The OSCE, of which Russia, the European Union and the U.S. are all members, agreed to the six-month deployment on Friday.
At first 100 monitors will be sent around the country. But Russia's OSCE envoy, Andrey Kelin, said they will not be given access to the Crimean peninsula.
"They have no mandate there," he said of the Black Sea region, which was formally annexed by Russia on Friday, less than a week following a referendum in which the people of Crimea voted overwhelmingly to join Russia.
Despite the comments, Russian Foreign Ministry spokesman Alexander Lukashevich said in a statement that Moscow hopes the team "will help to overcome the internal Ukrainian crisis" and ensure the respect for human rights there.
The Kyiv-based mission may later expand by another 400 personnel. It will initially be deployed in nine places outside the Ukrainian capital, including Donetsk, a major city in largely Russian-speaking eastern Ukraine.
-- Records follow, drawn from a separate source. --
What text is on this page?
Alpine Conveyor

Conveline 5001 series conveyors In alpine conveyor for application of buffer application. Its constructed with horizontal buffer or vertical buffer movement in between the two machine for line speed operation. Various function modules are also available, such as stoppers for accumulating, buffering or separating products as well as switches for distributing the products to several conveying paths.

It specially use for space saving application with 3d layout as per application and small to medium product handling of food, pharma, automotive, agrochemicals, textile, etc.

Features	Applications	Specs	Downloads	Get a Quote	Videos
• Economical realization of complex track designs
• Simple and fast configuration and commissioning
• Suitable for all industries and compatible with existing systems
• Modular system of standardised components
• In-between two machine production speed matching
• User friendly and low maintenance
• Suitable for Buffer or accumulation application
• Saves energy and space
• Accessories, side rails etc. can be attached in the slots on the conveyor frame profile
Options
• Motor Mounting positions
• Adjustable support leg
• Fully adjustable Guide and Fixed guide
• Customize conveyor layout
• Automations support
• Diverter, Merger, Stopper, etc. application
The text of the decision mentioned reducing tensions "throughout" Ukraine, but did not specifically mention Crimea, leaving it unclear whether the observers will try to go there.
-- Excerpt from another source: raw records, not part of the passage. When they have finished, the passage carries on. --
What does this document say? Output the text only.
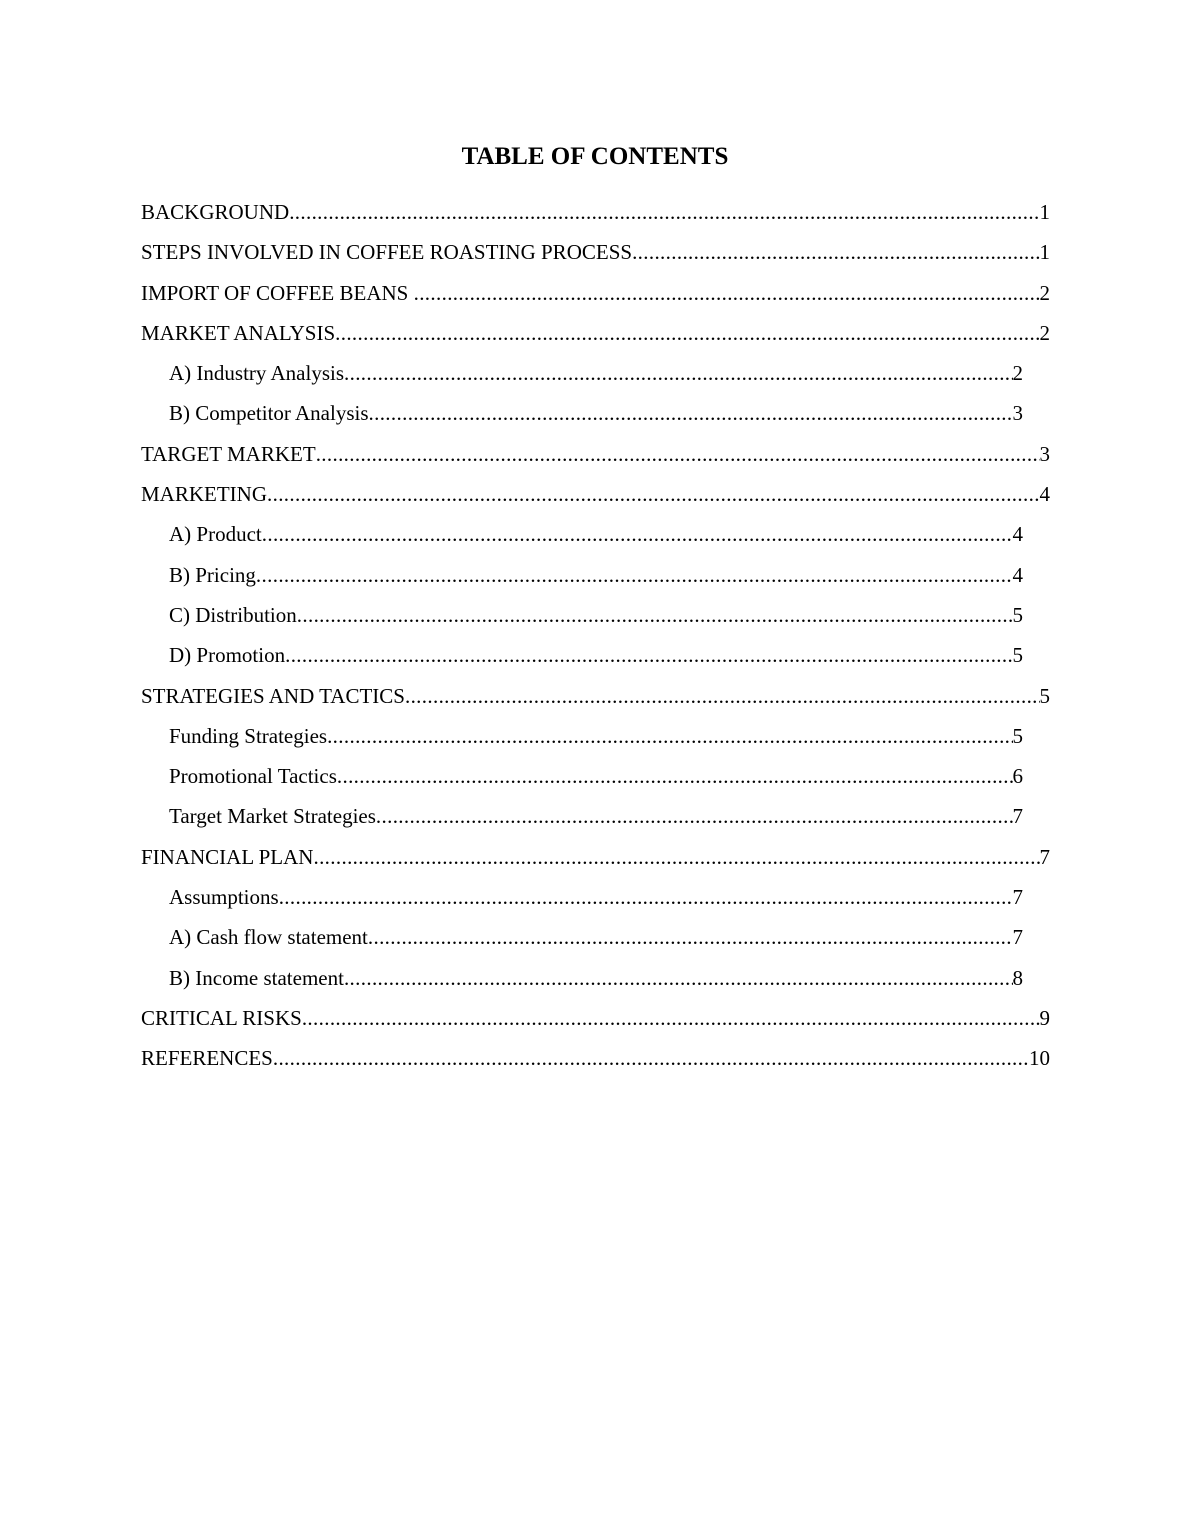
TABLE OF CONTENTS
BACKGROUND .....	1
STEPS INVOLVED IN COFFEE ROASTING PROCESS .....	1
IMPORT OF COFFEE BEANS .....	2
MARKET ANALYSIS .....	2
A) Industry Analysis .....	2
B) Competitor Analysis .....	3
TARGET MARKET .....	3
MARKETING .....	4
A) Product .....	4
B) Pricing .....	4
C) Distribution .....	5
D) Promotion .....	5
STRATEGIES AND TACTICS .....	5
Funding Strategies .....	5
Promotional Tactics .....	6
Target Market Strategies .....	7
FINANCIAL PLAN .....	7
Assumptions .....	7
A) Cash flow statement .....	7
B) Income statement .....	8
CRITICAL RISKS .....	9
REFERENCES .....	10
Canadian PM travels to Ukraine
Canada's Prime Minister Stephen Harper becomes the first G7 leader to witness first-hand the tumult in Ukraine when he visits Kyiv today.
Harper, along with Foreign Affairs Minister John Baird, meets with both the new prime minister and president of Ukraine amid the most ominous eastern European crisis since the Cold War.
Harper is taking a day trip from the Netherlands to reiterate Canada's support to Ukraine.
As he arrived in The Hague on Friday night, he announced new sanctions against Russian officials and the bank that finances them.
The economic restrictions and travel bans cover senior Russian bureaucrats, including the intelligence chief of the Russian general staff and more of President Vladimir Putin's aides and advisers.
The sanctions also forbid Canadian citizens and companies from doing business with Bank Rossiya.